SENADOR EDISON LOBÃO (MDB - MA) – Marcou. A minha eleição foi feita após uma campanha intensa em que eu dizia que estava indo para o Senado, como representante do povo do meu Estado, para elaborar uma nova Carta Constitucional brasileira que pudesse garantir direitos merecidos pelo povo brasileiro. Eu não falei outra coisa a não ser isto: a minha fidelidade ao desejo do povo, aos desejos mais legítimos do povo brasileiro, e eu procurei me manter nessa posição.

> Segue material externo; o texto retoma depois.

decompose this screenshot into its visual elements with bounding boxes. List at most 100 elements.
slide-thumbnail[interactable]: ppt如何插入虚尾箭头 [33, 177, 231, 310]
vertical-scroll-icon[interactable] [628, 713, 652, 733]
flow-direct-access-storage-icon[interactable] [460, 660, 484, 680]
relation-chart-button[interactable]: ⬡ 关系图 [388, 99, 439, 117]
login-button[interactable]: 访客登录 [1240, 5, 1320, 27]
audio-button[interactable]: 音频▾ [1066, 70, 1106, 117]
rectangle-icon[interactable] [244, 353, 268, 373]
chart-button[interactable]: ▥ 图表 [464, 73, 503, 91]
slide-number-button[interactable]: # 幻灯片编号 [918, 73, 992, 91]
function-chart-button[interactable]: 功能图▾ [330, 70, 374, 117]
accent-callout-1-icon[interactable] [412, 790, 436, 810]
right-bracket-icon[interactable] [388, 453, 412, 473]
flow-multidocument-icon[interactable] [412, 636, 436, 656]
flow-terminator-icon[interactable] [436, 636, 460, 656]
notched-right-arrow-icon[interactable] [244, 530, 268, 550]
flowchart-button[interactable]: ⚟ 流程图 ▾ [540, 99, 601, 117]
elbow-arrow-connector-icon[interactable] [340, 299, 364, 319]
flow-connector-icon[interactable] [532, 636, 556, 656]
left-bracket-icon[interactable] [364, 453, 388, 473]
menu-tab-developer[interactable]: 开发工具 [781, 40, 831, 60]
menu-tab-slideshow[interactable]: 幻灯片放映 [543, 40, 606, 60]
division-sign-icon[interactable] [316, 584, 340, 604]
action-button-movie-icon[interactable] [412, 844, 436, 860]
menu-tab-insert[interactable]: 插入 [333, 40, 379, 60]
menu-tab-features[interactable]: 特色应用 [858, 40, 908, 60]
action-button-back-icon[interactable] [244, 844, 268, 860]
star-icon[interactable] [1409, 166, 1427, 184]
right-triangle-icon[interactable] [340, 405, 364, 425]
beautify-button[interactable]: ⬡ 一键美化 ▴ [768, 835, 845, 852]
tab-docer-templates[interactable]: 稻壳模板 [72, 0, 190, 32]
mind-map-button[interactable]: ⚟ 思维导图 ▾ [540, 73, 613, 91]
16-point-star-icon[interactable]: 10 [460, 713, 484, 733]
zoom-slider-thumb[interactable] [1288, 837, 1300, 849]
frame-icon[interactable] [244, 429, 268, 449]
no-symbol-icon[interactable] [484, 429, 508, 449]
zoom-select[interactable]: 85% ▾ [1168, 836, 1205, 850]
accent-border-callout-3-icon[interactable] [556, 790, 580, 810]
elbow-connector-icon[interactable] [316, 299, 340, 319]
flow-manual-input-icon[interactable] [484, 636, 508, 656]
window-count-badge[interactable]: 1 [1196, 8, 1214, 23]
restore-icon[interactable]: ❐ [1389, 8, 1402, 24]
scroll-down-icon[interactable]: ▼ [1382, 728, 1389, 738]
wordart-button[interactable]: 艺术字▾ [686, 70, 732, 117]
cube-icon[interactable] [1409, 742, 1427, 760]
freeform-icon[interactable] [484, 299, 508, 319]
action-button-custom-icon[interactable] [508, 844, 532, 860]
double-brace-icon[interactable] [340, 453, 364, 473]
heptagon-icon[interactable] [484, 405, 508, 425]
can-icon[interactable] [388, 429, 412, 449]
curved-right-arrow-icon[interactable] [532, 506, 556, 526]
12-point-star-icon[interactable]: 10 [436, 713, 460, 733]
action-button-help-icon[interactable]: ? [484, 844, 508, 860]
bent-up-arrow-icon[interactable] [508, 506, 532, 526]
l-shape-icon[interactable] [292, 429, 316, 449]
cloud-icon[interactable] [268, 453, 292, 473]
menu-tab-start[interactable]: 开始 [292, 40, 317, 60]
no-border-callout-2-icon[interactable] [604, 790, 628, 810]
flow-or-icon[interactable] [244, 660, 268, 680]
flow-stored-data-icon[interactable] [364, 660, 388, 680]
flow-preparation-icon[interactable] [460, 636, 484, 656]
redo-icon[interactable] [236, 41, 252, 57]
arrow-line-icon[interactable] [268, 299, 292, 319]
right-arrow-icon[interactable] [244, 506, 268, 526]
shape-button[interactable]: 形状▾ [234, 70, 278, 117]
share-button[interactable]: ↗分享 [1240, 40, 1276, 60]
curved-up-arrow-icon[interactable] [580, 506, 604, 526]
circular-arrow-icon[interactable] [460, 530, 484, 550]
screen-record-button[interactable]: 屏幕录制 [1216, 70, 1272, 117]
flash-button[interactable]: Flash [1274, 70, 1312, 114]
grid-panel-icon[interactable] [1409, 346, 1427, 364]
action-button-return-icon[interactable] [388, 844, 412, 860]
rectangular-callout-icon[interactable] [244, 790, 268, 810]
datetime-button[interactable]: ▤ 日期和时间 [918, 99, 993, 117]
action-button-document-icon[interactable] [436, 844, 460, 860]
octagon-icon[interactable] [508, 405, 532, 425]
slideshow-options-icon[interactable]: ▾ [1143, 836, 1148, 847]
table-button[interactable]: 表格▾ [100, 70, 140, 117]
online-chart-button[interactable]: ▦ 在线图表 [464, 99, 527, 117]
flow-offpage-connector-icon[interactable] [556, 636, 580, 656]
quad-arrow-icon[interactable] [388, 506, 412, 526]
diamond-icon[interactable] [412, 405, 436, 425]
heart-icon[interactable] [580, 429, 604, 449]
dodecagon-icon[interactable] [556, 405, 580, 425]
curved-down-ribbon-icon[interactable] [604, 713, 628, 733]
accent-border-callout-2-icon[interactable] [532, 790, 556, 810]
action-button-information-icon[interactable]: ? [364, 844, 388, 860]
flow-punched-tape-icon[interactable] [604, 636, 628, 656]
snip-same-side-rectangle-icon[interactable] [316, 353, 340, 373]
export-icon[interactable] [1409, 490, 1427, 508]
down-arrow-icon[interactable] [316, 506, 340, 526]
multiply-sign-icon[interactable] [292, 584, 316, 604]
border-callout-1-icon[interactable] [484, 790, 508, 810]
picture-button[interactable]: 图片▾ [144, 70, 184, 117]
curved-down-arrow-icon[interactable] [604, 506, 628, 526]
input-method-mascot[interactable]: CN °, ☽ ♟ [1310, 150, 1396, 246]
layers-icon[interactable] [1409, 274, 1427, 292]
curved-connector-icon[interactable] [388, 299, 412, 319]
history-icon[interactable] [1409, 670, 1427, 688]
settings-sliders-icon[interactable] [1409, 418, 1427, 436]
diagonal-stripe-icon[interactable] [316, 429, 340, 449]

Há uma emenda que eu assinei, eu e 138 Constituintes, criando e estabelecendo os poderes atuais do Ministério Público, que são poderes extraordinários, para que ele pudesse exercer de fato o papel de fiscal da legislação e representante do povo. O Ministério Público moderno é regido por esse dispositivo, por esse capítulo da Constituição, que eu ajudei muito a construir.

Isso tudo me fez ter a sensação de uma responsabilidade e de um dever cumpridos para com o povo do meu Estado do Maranhão.

ENTREVISTADORA – Senador, há alguma outra história que o senhor queira contar ou alguma emenda que o senhor queira mencionar, alguma proposta sua, como a do direito da licença remunerada de 120 dias para mulheres grávidas, gestantes depois do parto? Há outras também: direitos a subsídios a ex-Presidentes e a ex-governadores – eles só aprovaram a primeira parte. O senhor apresentou 73 emendas em distintas condições: teve sete aprovadas integralmente; 11, parcialmente. De alguma, como citou agora, o senhor tem especial orgulho?

SENADOR EDISON LOBÃO (MDB - MA) – O direito de paternidade – eu votei a favor. É de um Deputado do Paraná. Ele depois foi Ministro da Saúde.

ENTREVISTADORA – Alceni Guerra.

EDISON LOBÃO (MDB - MA) – É...  O Alceni Guerra. Ele comoveu o Plenário da Constituinte.